Выбрать главу

Таракан швырнул ручку в сторону и гигантскими прыжками понесся в класс. Я слышала, как громыхнула за ним дверь. Следуя за ним, я остановилась у подоконника подле кабинета. Через минуту дверь распахнулась, Таракан вышел. Увидел меня. Наши глаза встретились. Он хотел было что-то сказать, но тут петли вновь заскрипели, и в проем высунулась физиономия Вольского. Следуя моде сезона, мой бедовый отпрыск накануне выкрасил волосы чуть ли не во все цвета радуги, на носу у него, в самом удобном месте выпустился одинокий большой ярко-оранжевый прыщ, а одето дитя мое было в пограничную форму гигантского размера. Таракан машинально оглянулся и, постояв немного, побрел к лестнице. Вольский доверчиво обратил на меня лицо и, прочистив горло, спросил голубиным шепотом: «А че эт он?»

Видимо, Таракан, остолбеневший от его несуразного вида, почему-то решил отказаться от своего меморандума.

И коллоквиум состоялся. Да еще какой! (Учитывая, что я имела маниакальную привычку записывать стенограммы, готова в подтверждение своих слов предоставить все записи обсуждений и все сочинения.)

Сейчас я изредка встречаю Таракана на совещаниях директоров, он отворачивается и как бы не узнает меня. А зря. Я на него зла не держу По крайней мере он вел себя искренне, не собирал месткомов, парткомов и Вольского не выгнал из школы за боевую раскраску. Розанов писал, что в речи, в словах русский человек гораздо хуже, чем он есть в сердце своем. Верно сказано.

Я всегда чувствовала самонедостаточность своего предмета (литературы) и беспомощную досаду от того, что за границами моего знания, моего предмета существует колоссальный объем того же самого знания и мне его не постичь. Никогда.

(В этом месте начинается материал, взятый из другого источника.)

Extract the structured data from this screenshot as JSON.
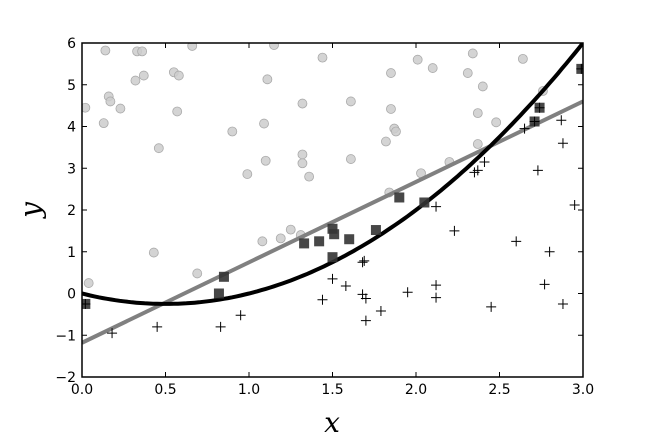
{
  "chart_data": {
    "type": "scatter",
    "title": "",
    "xlabel": "x",
    "ylabel": "y",
    "xlim": [
      0,
      3
    ],
    "ylim": [
      -2,
      6
    ],
    "xticks": [
      "0.0",
      "0.5",
      "1.0",
      "1.5",
      "2.0",
      "2.5",
      "3.0"
    ],
    "yticks": [
      "−2",
      "−1",
      "0",
      "1",
      "2",
      "3",
      "4",
      "5",
      "6"
    ],
    "grid": false,
    "colors": {
      "circles": "#cccccc",
      "squares": "#333333",
      "plus": "#000000",
      "linear_fit": "#808080",
      "quadratic_fit": "#000000"
    },
    "series": [
      {
        "name": "circles",
        "marker": "circle",
        "points": [
          [
            0.02,
            4.45
          ],
          [
            0.14,
            5.82
          ],
          [
            0.13,
            4.08
          ],
          [
            0.16,
            4.72
          ],
          [
            0.17,
            4.6
          ],
          [
            0.23,
            4.43
          ],
          [
            0.32,
            5.1
          ],
          [
            0.33,
            5.8
          ],
          [
            0.36,
            5.8
          ],
          [
            0.37,
            5.22
          ],
          [
            0.46,
            3.48
          ],
          [
            0.55,
            5.3
          ],
          [
            0.58,
            5.22
          ],
          [
            0.57,
            4.36
          ],
          [
            0.66,
            5.93
          ],
          [
            0.9,
            3.88
          ],
          [
            0.99,
            2.86
          ],
          [
            1.09,
            4.07
          ],
          [
            1.11,
            5.13
          ],
          [
            1.1,
            3.18
          ],
          [
            1.15,
            5.95
          ],
          [
            1.32,
            4.55
          ],
          [
            1.32,
            3.33
          ],
          [
            1.32,
            3.12
          ],
          [
            1.36,
            2.8
          ],
          [
            1.44,
            5.65
          ],
          [
            1.61,
            4.6
          ],
          [
            1.61,
            3.22
          ],
          [
            1.82,
            3.64
          ],
          [
            1.85,
            5.28
          ],
          [
            1.85,
            4.42
          ],
          [
            1.87,
            3.95
          ],
          [
            1.88,
            3.88
          ],
          [
            2.01,
            5.6
          ],
          [
            2.1,
            5.4
          ],
          [
            2.31,
            5.28
          ],
          [
            2.34,
            5.75
          ],
          [
            2.37,
            4.32
          ],
          [
            2.4,
            4.96
          ],
          [
            2.48,
            4.1
          ],
          [
            2.64,
            5.62
          ],
          [
            2.76,
            4.85
          ],
          [
            2.37,
            3.58
          ],
          [
            2.2,
            3.15
          ],
          [
            2.03,
            2.88
          ],
          [
            1.84,
            2.42
          ],
          [
            0.04,
            0.25
          ],
          [
            0.43,
            0.98
          ],
          [
            0.69,
            0.48
          ],
          [
            1.08,
            1.25
          ],
          [
            1.19,
            1.32
          ],
          [
            1.25,
            1.53
          ],
          [
            1.31,
            1.4
          ]
        ]
      },
      {
        "name": "squares",
        "marker": "square",
        "points": [
          [
            0.02,
            -0.25
          ],
          [
            0.82,
            0.0
          ],
          [
            0.85,
            0.4
          ],
          [
            1.33,
            1.2
          ],
          [
            1.42,
            1.25
          ],
          [
            1.5,
            1.55
          ],
          [
            1.51,
            1.42
          ],
          [
            1.5,
            0.87
          ],
          [
            1.6,
            1.3
          ],
          [
            1.76,
            1.52
          ],
          [
            1.9,
            2.3
          ],
          [
            2.05,
            2.18
          ],
          [
            2.71,
            4.12
          ],
          [
            2.74,
            4.45
          ],
          [
            2.99,
            5.38
          ]
        ]
      },
      {
        "name": "plus",
        "marker": "plus",
        "points": [
          [
            0.02,
            -0.25
          ],
          [
            0.18,
            -0.95
          ],
          [
            0.45,
            -0.8
          ],
          [
            0.83,
            -0.8
          ],
          [
            0.95,
            -0.52
          ],
          [
            1.44,
            -0.15
          ],
          [
            1.5,
            0.35
          ],
          [
            1.58,
            0.18
          ],
          [
            1.68,
            0.75
          ],
          [
            1.69,
            0.78
          ],
          [
            1.68,
            -0.02
          ],
          [
            1.7,
            -0.12
          ],
          [
            1.7,
            -0.65
          ],
          [
            1.79,
            -0.42
          ],
          [
            1.95,
            0.03
          ],
          [
            2.12,
            0.2
          ],
          [
            2.12,
            -0.1
          ],
          [
            2.12,
            2.08
          ],
          [
            2.23,
            1.5
          ],
          [
            2.35,
            2.9
          ],
          [
            2.37,
            2.95
          ],
          [
            2.41,
            3.15
          ],
          [
            2.45,
            -0.32
          ],
          [
            2.6,
            1.25
          ],
          [
            2.65,
            3.95
          ],
          [
            2.73,
            2.95
          ],
          [
            2.77,
            0.22
          ],
          [
            2.8,
            1.0
          ],
          [
            2.87,
            4.15
          ],
          [
            2.88,
            3.6
          ],
          [
            2.88,
            -0.25
          ],
          [
            2.95,
            2.12
          ],
          [
            2.99,
            5.38
          ],
          [
            2.71,
            4.12
          ],
          [
            2.74,
            4.45
          ]
        ]
      }
    ],
    "fits": [
      {
        "name": "linear_fit",
        "type": "linear",
        "slope": 1.927,
        "intercept": -1.18
      },
      {
        "name": "quadratic_fit",
        "type": "quadratic",
        "a": 1.0,
        "b": -1.0,
        "c": 0.0
      }
    ]
  }
}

Наверно, поэтому меня привлекла и взволновала Школа диалога культур Библера, книжная школа, терра инкогнита, которая если осуществится, то лет через двести.

Что я понимаю под самонедостаточностью литературы? Самый простой пример. Все читали комментарий Лотмана к «Евгению Онегину». Одна строчка (ну, к примеру, моя любимая — «Шишков, прости: не знаю, как перевести») дает множество культурных очертаний, и без них мы просто скользим глазами по стиху и лишь вплетаем нашу строчку в плавное течение пушкинской строфы. И все. (В принципе это то, чем занимаются обычно люди, читая стихи: входят в их ритм и лад.) Без знания контекста мы читаем, не понимая. А вообще: нужно ли? Может ли мерцающий профиль адмирала Шишкова наполнить стих новыми вибрациями?

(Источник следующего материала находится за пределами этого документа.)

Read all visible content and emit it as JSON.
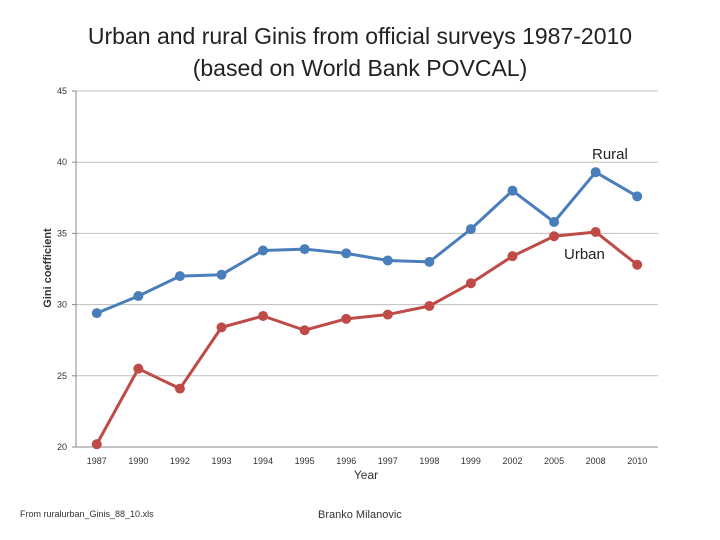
{
  "chart_data": {
    "type": "line",
    "title_line1": "Urban and rural Ginis from official surveys 1987-2010",
    "title_line2": "(based on World Bank POVCAL)",
    "xlabel": "Year",
    "ylabel": "Gini coefficient",
    "ylim": [
      20,
      45
    ],
    "yticks": [
      20,
      25,
      30,
      35,
      40,
      45
    ],
    "categories": [
      "1987",
      "1990",
      "1992",
      "1993",
      "1994",
      "1995",
      "1996",
      "1997",
      "1998",
      "1999",
      "2002",
      "2005",
      "2008",
      "2010"
    ],
    "series": [
      {
        "name": "Rural",
        "color": "#4a7ebb",
        "values": [
          29.4,
          30.6,
          32.0,
          32.1,
          33.8,
          33.9,
          33.6,
          33.1,
          33.0,
          35.3,
          38.0,
          35.8,
          39.3,
          37.6
        ]
      },
      {
        "name": "Urban",
        "color": "#be4b48",
        "values": [
          20.2,
          25.5,
          24.1,
          28.4,
          29.2,
          28.2,
          29.0,
          29.3,
          29.9,
          31.5,
          33.4,
          34.8,
          35.1,
          32.8
        ]
      }
    ],
    "grid": true
  },
  "footer": {
    "source": "From ruralurban_Ginis_88_10.xls",
    "author": "Branko Milanovic"
  }
}
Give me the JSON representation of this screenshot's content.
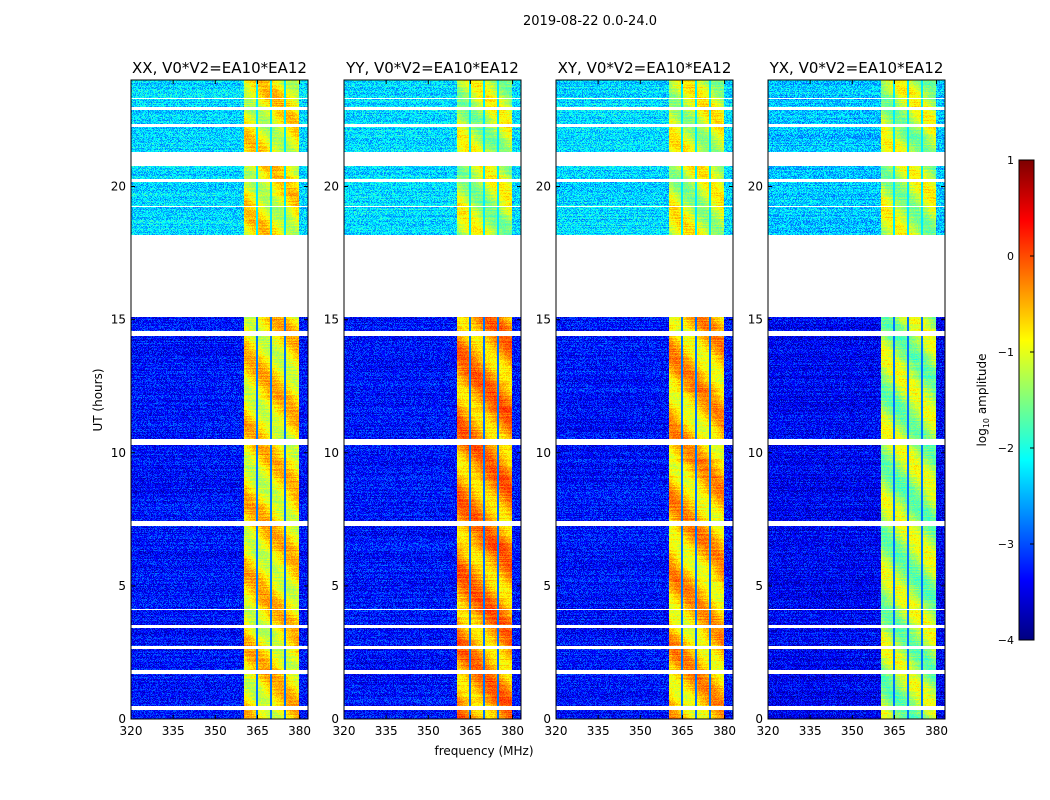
{
  "chart_data": {
    "type": "heatmap",
    "title": "2019-08-22 0.0-24.0",
    "xlabel": "frequency (MHz)",
    "ylabel": "UT (hours)",
    "xlim": [
      320,
      383
    ],
    "ylim": [
      0,
      24
    ],
    "xticks": [
      "320",
      "335",
      "350",
      "365",
      "380"
    ],
    "xtick_values": [
      320,
      335,
      350,
      365,
      380
    ],
    "yticks": [
      "0",
      "5",
      "10",
      "15",
      "20"
    ],
    "ytick_values": [
      0,
      5,
      10,
      15,
      20
    ],
    "panels": [
      {
        "title": "XX, V0*V2=EA10*EA12",
        "band_level_low_time": -0.8,
        "band_level_high_time": -0.9,
        "background_low_time": -3.3,
        "background_high_time": -2.3
      },
      {
        "title": "YY, V0*V2=EA10*EA12",
        "band_level_low_time": -0.4,
        "band_level_high_time": -1.2,
        "background_low_time": -3.3,
        "background_high_time": -2.3
      },
      {
        "title": "XY, V0*V2=EA10*EA12",
        "band_level_low_time": -0.6,
        "band_level_high_time": -1.1,
        "background_low_time": -3.3,
        "background_high_time": -2.3
      },
      {
        "title": "YX, V0*V2=EA10*EA12",
        "band_level_low_time": -1.3,
        "band_level_high_time": -1.2,
        "background_low_time": -3.4,
        "background_high_time": -2.4
      }
    ],
    "rfi_band_mhz": [
      360,
      379.5
    ],
    "channel_gaps_mhz": [
      364.6,
      369.6,
      374.6
    ],
    "flagged_hours": [
      [
        0.35,
        0.5
      ],
      [
        1.7,
        1.85
      ],
      [
        2.65,
        2.75
      ],
      [
        3.45,
        3.55
      ],
      [
        4.1,
        4.15
      ],
      [
        7.25,
        7.45
      ],
      [
        10.3,
        10.55
      ],
      [
        14.4,
        14.6
      ],
      [
        15.1,
        18.2
      ],
      [
        19.25,
        19.3
      ],
      [
        20.2,
        20.3
      ],
      [
        20.8,
        21.3
      ],
      [
        22.25,
        22.35
      ],
      [
        22.9,
        23.0
      ],
      [
        23.3,
        23.35
      ]
    ],
    "colorbar": {
      "label": "log10 amplitude",
      "label_base": "log",
      "label_sub": "10",
      "label_rest": " amplitude",
      "range": [
        -4,
        1
      ],
      "ticks": [
        "1",
        "0",
        "−1",
        "−2",
        "−3",
        "−4"
      ],
      "tick_values": [
        1,
        0,
        -1,
        -2,
        -3,
        -4
      ],
      "colormap": "jet"
    }
  }
}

Или вот Пропп о сказке — его ссылки на генеалогию, палеонтологию сказки, историю обряда, историю религий мира. Обязательны ли все эти «нагромождения», чтобы прочесть и понять сказку? Или для сказки нужна всего только сказка, и снежно-искристый вечер, и теплая Арина Родионовна? Что и кто повелевают сказками? Очевидно: Герой, преодолевающий все препятствия, и Беда, уводящая его за тридевять земель, и три боя со Змеем, и Царевна, загадывающая загадки, и Падчерица, высланная злой мачехой за огнем в волшебный лес. Ну, Баба Яга. Какая разница, почему Яга, почему костяная нога? Зачем туг исторические корни, первобытные мифы и запреты? Испытай страх, восторг и — хватит.

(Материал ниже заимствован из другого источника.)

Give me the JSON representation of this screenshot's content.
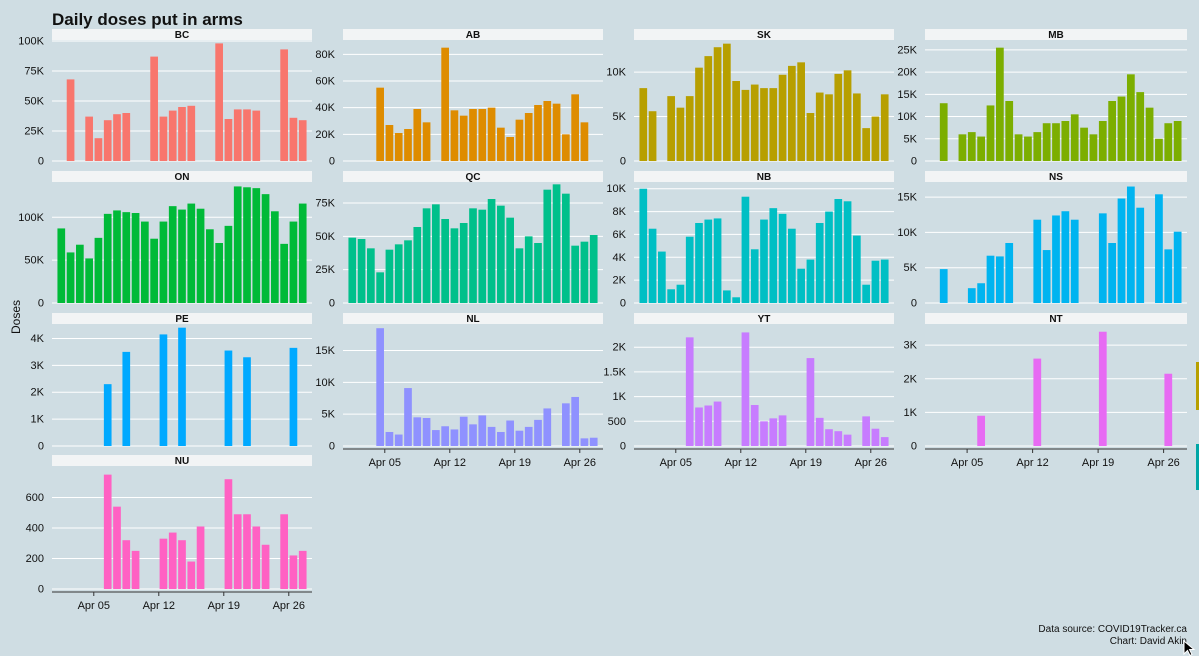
{
  "title": "Daily doses put in arms",
  "ylabel": "Doses",
  "source": "Data source: COVID19Tracker.ca",
  "credit": "Chart: David Akin",
  "chart_data": {
    "type": "bar",
    "facet_layout": "4 columns, free y scales",
    "x_start": "2021-04-01",
    "x_ticks": [
      "Apr 05",
      "Apr 12",
      "Apr 19",
      "Apr 26"
    ],
    "x_tick_days": [
      5,
      12,
      19,
      26
    ],
    "grid": true,
    "legend": "none",
    "panels": [
      {
        "name": "BC",
        "color": "#f8766d",
        "ylim": [
          0,
          100000
        ],
        "yticks": [
          0,
          25000,
          50000,
          75000,
          100000
        ],
        "yticklabels": [
          "0",
          "25K",
          "50K",
          "75K",
          "100K"
        ],
        "values": [
          0,
          68000,
          0,
          37000,
          19000,
          34000,
          39000,
          40000,
          0,
          0,
          87000,
          37000,
          42000,
          45000,
          46000,
          0,
          0,
          98000,
          35000,
          43000,
          43000,
          42000,
          0,
          0,
          93000,
          36000,
          34000
        ]
      },
      {
        "name": "AB",
        "color": "#de8c00",
        "ylim": [
          0,
          90000
        ],
        "yticks": [
          0,
          20000,
          40000,
          60000,
          80000
        ],
        "yticklabels": [
          "0",
          "20K",
          "40K",
          "60K",
          "80K"
        ],
        "values": [
          0,
          0,
          0,
          55000,
          27000,
          21000,
          24000,
          39000,
          29000,
          0,
          85000,
          38000,
          34000,
          39000,
          39000,
          40000,
          25000,
          18000,
          31000,
          36000,
          42000,
          45000,
          43000,
          20000,
          50000,
          29000
        ]
      },
      {
        "name": "SK",
        "color": "#b79f00",
        "ylim": [
          0,
          13500
        ],
        "yticks": [
          0,
          5000,
          10000
        ],
        "yticklabels": [
          "0",
          "5K",
          "10K"
        ],
        "values": [
          8200,
          5600,
          0,
          7300,
          6000,
          7300,
          10500,
          11800,
          12800,
          13200,
          9000,
          8000,
          8600,
          8200,
          8200,
          9700,
          10700,
          11100,
          5400,
          7700,
          7500,
          9800,
          10200,
          7600,
          3700,
          5000,
          7500
        ]
      },
      {
        "name": "MB",
        "color": "#7cae00",
        "ylim": [
          0,
          27000
        ],
        "yticks": [
          0,
          5000,
          10000,
          15000,
          20000,
          25000
        ],
        "yticklabels": [
          "0",
          "5K",
          "10K",
          "15K",
          "20K",
          "25K"
        ],
        "values": [
          0,
          13000,
          0,
          6000,
          6500,
          5500,
          12500,
          25500,
          13500,
          6000,
          5500,
          6500,
          8500,
          8500,
          9000,
          10500,
          7500,
          6000,
          9000,
          13500,
          14500,
          19500,
          15500,
          12000,
          5000,
          8500,
          9000
        ]
      },
      {
        "name": "ON",
        "color": "#00ba38",
        "ylim": [
          0,
          140000
        ],
        "yticks": [
          0,
          50000,
          100000
        ],
        "yticklabels": [
          "0",
          "50K",
          "100K"
        ],
        "values": [
          87000,
          59000,
          68000,
          52000,
          76000,
          104000,
          108000,
          106000,
          105000,
          95000,
          75000,
          95000,
          113000,
          109000,
          116000,
          110000,
          86000,
          70000,
          90000,
          136000,
          135000,
          134000,
          127000,
          107000,
          69000,
          95000,
          116000
        ]
      },
      {
        "name": "QC",
        "color": "#00c08b",
        "ylim": [
          0,
          90000
        ],
        "yticks": [
          0,
          25000,
          50000,
          75000
        ],
        "yticklabels": [
          "0",
          "25K",
          "50K",
          "75K"
        ],
        "values": [
          49000,
          48000,
          41000,
          23000,
          40000,
          44000,
          47000,
          57000,
          71000,
          74000,
          63000,
          56000,
          60000,
          71000,
          70000,
          78000,
          73000,
          64000,
          41000,
          50000,
          45000,
          85000,
          89000,
          82000,
          43000,
          46000,
          51000
        ]
      },
      {
        "name": "NB",
        "color": "#00bfc4",
        "ylim": [
          0,
          10500
        ],
        "yticks": [
          0,
          2000,
          4000,
          6000,
          8000,
          10000
        ],
        "yticklabels": [
          "0",
          "2K",
          "4K",
          "6K",
          "8K",
          "10K"
        ],
        "values": [
          10000,
          6500,
          4500,
          1200,
          1600,
          5800,
          7000,
          7300,
          7400,
          1100,
          500,
          9300,
          4700,
          7300,
          8300,
          7800,
          6500,
          3000,
          3800,
          7000,
          8000,
          9100,
          8900,
          5900,
          1600,
          3700,
          3800
        ]
      },
      {
        "name": "NS",
        "color": "#00b4f0",
        "ylim": [
          0,
          17000
        ],
        "yticks": [
          0,
          5000,
          10000,
          15000
        ],
        "yticklabels": [
          "0",
          "5K",
          "10K",
          "15K"
        ],
        "values": [
          0,
          4800,
          0,
          0,
          2100,
          2800,
          6700,
          6600,
          8500,
          0,
          0,
          11800,
          7500,
          12400,
          13000,
          11800,
          0,
          0,
          12700,
          8500,
          14800,
          16500,
          13500,
          0,
          15400,
          7600,
          10100
        ]
      },
      {
        "name": "PE",
        "color": "#00a9ff",
        "ylim": [
          0,
          4500
        ],
        "yticks": [
          0,
          1000,
          2000,
          3000,
          4000
        ],
        "yticklabels": [
          "0",
          "1K",
          "2K",
          "3K",
          "4K"
        ],
        "values": [
          0,
          0,
          0,
          0,
          0,
          2300,
          0,
          3500,
          0,
          0,
          0,
          4150,
          0,
          4400,
          0,
          0,
          0,
          0,
          3550,
          0,
          3300,
          0,
          0,
          0,
          0,
          3650,
          0
        ]
      },
      {
        "name": "NL",
        "color": "#8f91ff",
        "ylim": [
          0,
          19000
        ],
        "yticks": [
          0,
          5000,
          10000,
          15000
        ],
        "yticklabels": [
          "0",
          "5K",
          "10K",
          "15K"
        ],
        "values": [
          0,
          0,
          0,
          18500,
          2200,
          1800,
          9100,
          4500,
          4400,
          2500,
          3100,
          2600,
          4600,
          3400,
          4800,
          3000,
          2200,
          4000,
          2400,
          3000,
          4100,
          5900,
          0,
          6700,
          7700,
          1200,
          1300
        ]
      },
      {
        "name": "YT",
        "color": "#c77cff",
        "ylim": [
          0,
          2450
        ],
        "yticks": [
          0,
          500,
          1000,
          1500,
          2000
        ],
        "yticklabels": [
          "0",
          "500",
          "1K",
          "1.5K",
          "2K"
        ],
        "values": [
          0,
          0,
          0,
          0,
          0,
          2200,
          780,
          820,
          900,
          0,
          0,
          2300,
          830,
          500,
          560,
          620,
          0,
          0,
          1780,
          570,
          340,
          300,
          230,
          0,
          600,
          350,
          180
        ]
      },
      {
        "name": "NT",
        "color": "#e76bf3",
        "ylim": [
          0,
          3600
        ],
        "yticks": [
          0,
          1000,
          2000,
          3000
        ],
        "yticklabels": [
          "0",
          "1K",
          "2K",
          "3K"
        ],
        "values": [
          0,
          0,
          0,
          0,
          0,
          900,
          0,
          0,
          0,
          0,
          0,
          2600,
          0,
          0,
          0,
          0,
          0,
          0,
          3400,
          0,
          0,
          0,
          0,
          0,
          0,
          2150,
          0
        ]
      },
      {
        "name": "NU",
        "color": "#ff61c3",
        "ylim": [
          0,
          800
        ],
        "yticks": [
          0,
          200,
          400,
          600
        ],
        "yticklabels": [
          "0",
          "200",
          "400",
          "600"
        ],
        "values": [
          0,
          0,
          0,
          0,
          0,
          750,
          540,
          320,
          250,
          0,
          0,
          330,
          370,
          320,
          180,
          410,
          0,
          0,
          720,
          490,
          490,
          410,
          290,
          0,
          490,
          220,
          250
        ]
      }
    ]
  }
}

Школа решила, что учебный предмет закончен, расписан на вопрос-ответ-точку (а не вопрос-ответ-вопрос). Она думает о предмете как о сплошном по составу и замкнутом. В школе властвуют закон приоритета и эволюционная классификация. А те тупики и асимметрии, в которых мерцают тайны и загадки, объявляются «слишком сложными», а потому «бесполезными». Под предлогом «ученику этого не нужно на его уровне».

Результат: мосты и переходы между предметами невозможны, параллельные никогда не пересекутся. Школа разорвала знания на группы, на предметы, на этапы. Одинокие, как учитель на уроке. Наверно, для этого существуют и причины, и необходимости, очень уважительные.